Talanta 2016 v.153 pp. 268-277
Citrullus lanatus var. lanatus, arginine, ascorbic acid, breeding, carotenoids, citrulline, color, detection limit, detectors, deuterium oxide, fluorescence, freeze drying, glutathione, health promotion, high performance liquid chromatography, metabolomics, nuclear magnetic resonance spectroscopy, phenolic acids, phytopharmaceuticals, refractive index, sodium, sonication, watermelons
Watermelon (Citrullus vulgaris) contains many health-promoting compounds, such as ascorbic acid, carotenoids, phenolic acids and amino acids including l-citrulline, arginine, and glutathione. Reported HPLC method for quantification of l-citrulline and sugars in watermelon involves, time-consuming sample preparation, post-column color development and detection with fluorescence and refractive index detectors.

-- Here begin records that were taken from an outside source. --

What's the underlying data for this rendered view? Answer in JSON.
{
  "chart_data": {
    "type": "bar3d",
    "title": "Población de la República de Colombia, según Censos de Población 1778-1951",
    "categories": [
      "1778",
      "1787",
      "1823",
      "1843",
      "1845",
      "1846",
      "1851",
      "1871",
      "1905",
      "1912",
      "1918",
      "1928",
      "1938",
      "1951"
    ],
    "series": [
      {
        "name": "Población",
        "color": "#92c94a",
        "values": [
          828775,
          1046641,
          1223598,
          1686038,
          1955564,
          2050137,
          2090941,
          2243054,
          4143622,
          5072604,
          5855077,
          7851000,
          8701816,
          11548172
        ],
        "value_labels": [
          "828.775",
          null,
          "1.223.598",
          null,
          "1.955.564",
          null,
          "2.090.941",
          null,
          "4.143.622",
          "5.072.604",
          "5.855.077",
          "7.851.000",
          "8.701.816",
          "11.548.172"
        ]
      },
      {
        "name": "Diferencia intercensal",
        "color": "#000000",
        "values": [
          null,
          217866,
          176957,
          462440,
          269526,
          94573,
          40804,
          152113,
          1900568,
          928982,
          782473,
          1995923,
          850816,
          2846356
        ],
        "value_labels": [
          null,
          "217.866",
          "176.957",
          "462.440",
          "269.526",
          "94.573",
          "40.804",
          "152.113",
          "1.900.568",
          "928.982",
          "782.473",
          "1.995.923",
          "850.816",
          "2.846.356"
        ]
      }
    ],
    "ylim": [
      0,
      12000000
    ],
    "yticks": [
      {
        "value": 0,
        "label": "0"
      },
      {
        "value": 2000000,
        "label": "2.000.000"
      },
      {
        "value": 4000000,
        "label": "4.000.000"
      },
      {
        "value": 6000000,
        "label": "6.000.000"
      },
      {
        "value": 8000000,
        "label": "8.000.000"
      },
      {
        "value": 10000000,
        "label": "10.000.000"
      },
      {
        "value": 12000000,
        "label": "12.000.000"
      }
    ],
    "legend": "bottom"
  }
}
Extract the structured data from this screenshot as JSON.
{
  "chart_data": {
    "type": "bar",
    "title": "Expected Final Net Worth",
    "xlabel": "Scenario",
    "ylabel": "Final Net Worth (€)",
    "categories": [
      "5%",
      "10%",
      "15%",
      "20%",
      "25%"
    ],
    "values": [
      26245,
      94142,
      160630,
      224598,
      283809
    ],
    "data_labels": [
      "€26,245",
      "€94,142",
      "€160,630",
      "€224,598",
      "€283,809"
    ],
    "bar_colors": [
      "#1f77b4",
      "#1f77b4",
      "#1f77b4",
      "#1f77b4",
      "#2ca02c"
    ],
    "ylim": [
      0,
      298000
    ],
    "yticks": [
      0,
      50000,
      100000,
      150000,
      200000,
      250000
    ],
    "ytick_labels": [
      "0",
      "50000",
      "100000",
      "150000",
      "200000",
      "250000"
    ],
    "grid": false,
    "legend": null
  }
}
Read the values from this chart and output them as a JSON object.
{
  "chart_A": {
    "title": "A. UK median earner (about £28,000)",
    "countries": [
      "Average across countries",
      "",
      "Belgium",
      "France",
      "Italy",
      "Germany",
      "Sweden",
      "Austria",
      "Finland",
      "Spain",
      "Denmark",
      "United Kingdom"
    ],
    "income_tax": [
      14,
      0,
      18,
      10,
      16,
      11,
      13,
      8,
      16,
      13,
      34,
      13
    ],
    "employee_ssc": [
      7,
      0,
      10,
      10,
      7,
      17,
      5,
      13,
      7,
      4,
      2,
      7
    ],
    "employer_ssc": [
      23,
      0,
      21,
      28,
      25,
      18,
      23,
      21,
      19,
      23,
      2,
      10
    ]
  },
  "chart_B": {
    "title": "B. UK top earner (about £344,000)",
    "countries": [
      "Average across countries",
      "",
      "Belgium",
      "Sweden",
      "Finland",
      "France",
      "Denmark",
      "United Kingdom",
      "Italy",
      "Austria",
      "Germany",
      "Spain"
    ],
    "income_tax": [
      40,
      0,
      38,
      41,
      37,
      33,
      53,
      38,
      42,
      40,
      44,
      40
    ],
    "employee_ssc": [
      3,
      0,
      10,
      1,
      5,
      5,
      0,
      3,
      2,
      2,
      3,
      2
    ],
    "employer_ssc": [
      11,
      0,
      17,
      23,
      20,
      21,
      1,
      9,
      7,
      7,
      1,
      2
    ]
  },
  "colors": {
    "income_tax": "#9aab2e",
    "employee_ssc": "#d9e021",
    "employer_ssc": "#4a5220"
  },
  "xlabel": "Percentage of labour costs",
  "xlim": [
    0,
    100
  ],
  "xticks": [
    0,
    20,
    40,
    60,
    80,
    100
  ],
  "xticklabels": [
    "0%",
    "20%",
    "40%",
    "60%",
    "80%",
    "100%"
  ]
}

The present study describes development of a method to identify and quantify amino acids and sugars simultaneously from watermelon samples using quantitative proton NMR. Lyophilized watermelon samples (30–50mg) were extracted with deuterium oxide (D2O) by sonication and the centrifuged extract was directly used for quantification and identification with ¹HNMR. An external coaxial insert containing a 65µL of 0.012% 3-(trimethylsilyl) propionic-(2,2,3,3-d4) acid sodium salt (TSP-d4) in D2O was used as a quantitative reference. The levels of l-citrulline and sugars were measured in less than 6min. This rapid quantitation method was validated for specificity, linearity, accuracy, precision, reproducibility, and robustness. The limit of detection for l-citrulline was 38µg/mL and the limit of quantification was 71µg/mL; for sugars, the limits were 59–94µg/mL and 120µg/mL, respectively. This method can be used widely for confirmation and rapid quantitation of multiple compounds in large number of biological or breeding samples for routine analysis.